Дни можно и по платьям считать — синее, красное, фиолетовое. Сидит Каждый Фазан… И нулевой вечер — тоже красный.
«…Том Тим Тот. Но согласен на Эрлиха».
Гостиная! Дверь приоткрыта… Разбирайся сам, австралиец-нобелевец, с этой хроночушью. Разбирайся — и гори синим…
— Я узнала твои шаги еще в зале, Эрлих! Доволен?
Ни серег, ни колье. Серое платье, простенькое, какое-то плебейское.
— Если, конечно, у меня не бред. Это ты?
Лица не видать — отвернулась. Куда она смотрит, в занавешенное окно?
— We're foot — slog — slog — sloggin' over Africa…
Подошел ближе, нерешительно остановился. Внезапно она рассмеялась.
— Сейчас, Эрлих! Решусь! Забыла нарисовать лицо, даже не вспомнила, что в мире существует косметичка. Девушке из нашего круга такое не прощается и на смертном одре…
Повернулась — медленно, медленно… Лицо? А что с лицом?
Губы коснулись губ. Альда отстранилась, вздохнула.
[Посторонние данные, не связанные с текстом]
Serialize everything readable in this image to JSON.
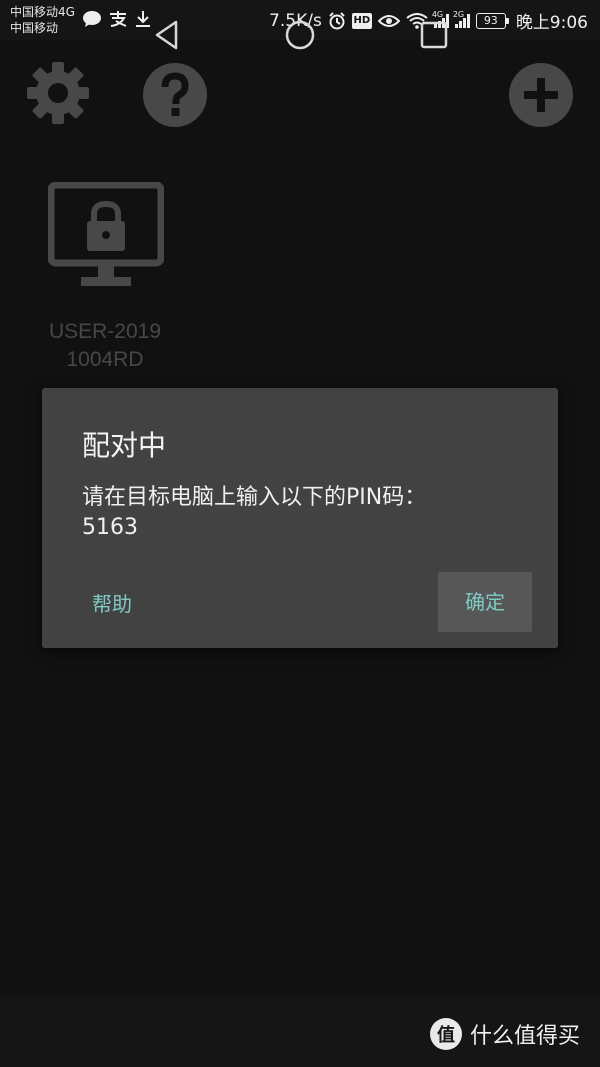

— Обещала не выпрашивать поцелуи. И не буду, беру инициативу на себя! Если ты сам ничего не соображаешь… Садись! Тебя надо просто утащить в спальню, пока ты снова не исчез…
Поглядела в глаза, качнула головой.
— А что я должна, по-твоему, делать? Болтать с человеком, которого люблю, о погоде? Молчи, Питер Пэн, ты все равно не скажешь ничего умного! Садись…
Чуть не бухнулся прямо на пол. К счастью, вовремя заметил ее кивок в сторону гордого стула-красавца. Оставалось примоститься на краешке.
— Молчи и слушай…
Нет, лучше встану. Приговор выслушивают стоя.
[…………………………..]
…Зачем я здесь? Зачем? Все время забываю, что это не игра, не веселая Kyrandia, для стриженой все настоящее, и я — настоящий, и что она вообразила — тоже!
Вообразила? А ты холоден, как лед, Том Тим, странник между снами?
[…………………………..]
— У Мирцы ты сказал, что плохо помнишь другие миры. Питер Пэн не всегда поймет Тимми, твой доктор Джекиль может даже не знать о вас обоих. А вот у меня иначе, Эрлих! Я помню все до единого слова. Молчи!.. Я знаю, что рассказывало тебе то чудовище, в которое я превратилась. И что ты рассказывал ему. А знаешь, что я еще поняла? Поняла, без помощи твоего бога, будь Он проклят? Я становлюсь сама собой, просыпаюсь — только рядом с тобой, проклятый Эрлих! Только рядом с тобой и только тут, в моем проклятом мире. Молчи, молчи!.. В твоем городе тебя уже нет, ты превращаешься в другого, совсем в другого — в наглого мальчишку, что мне не нужен. И выхода нет, никакого! Так? Можешь не отвечать, ты наверняка поговорил с Джимми-Джоном, ты упорный, Эрлих. Вижу, поговорил! А теперь… А теперь — уходи! Хотела напоследок вульгарно переспать с тобой, но потом поняла, что мне будет казаться, будто я по-прежнему ублажаю господина Грейвза. Все, уходи!
[…………………………..]
Уходи… уходи… уходи… уходиуходиуходиухо… диухо… диухо… диухо… ди…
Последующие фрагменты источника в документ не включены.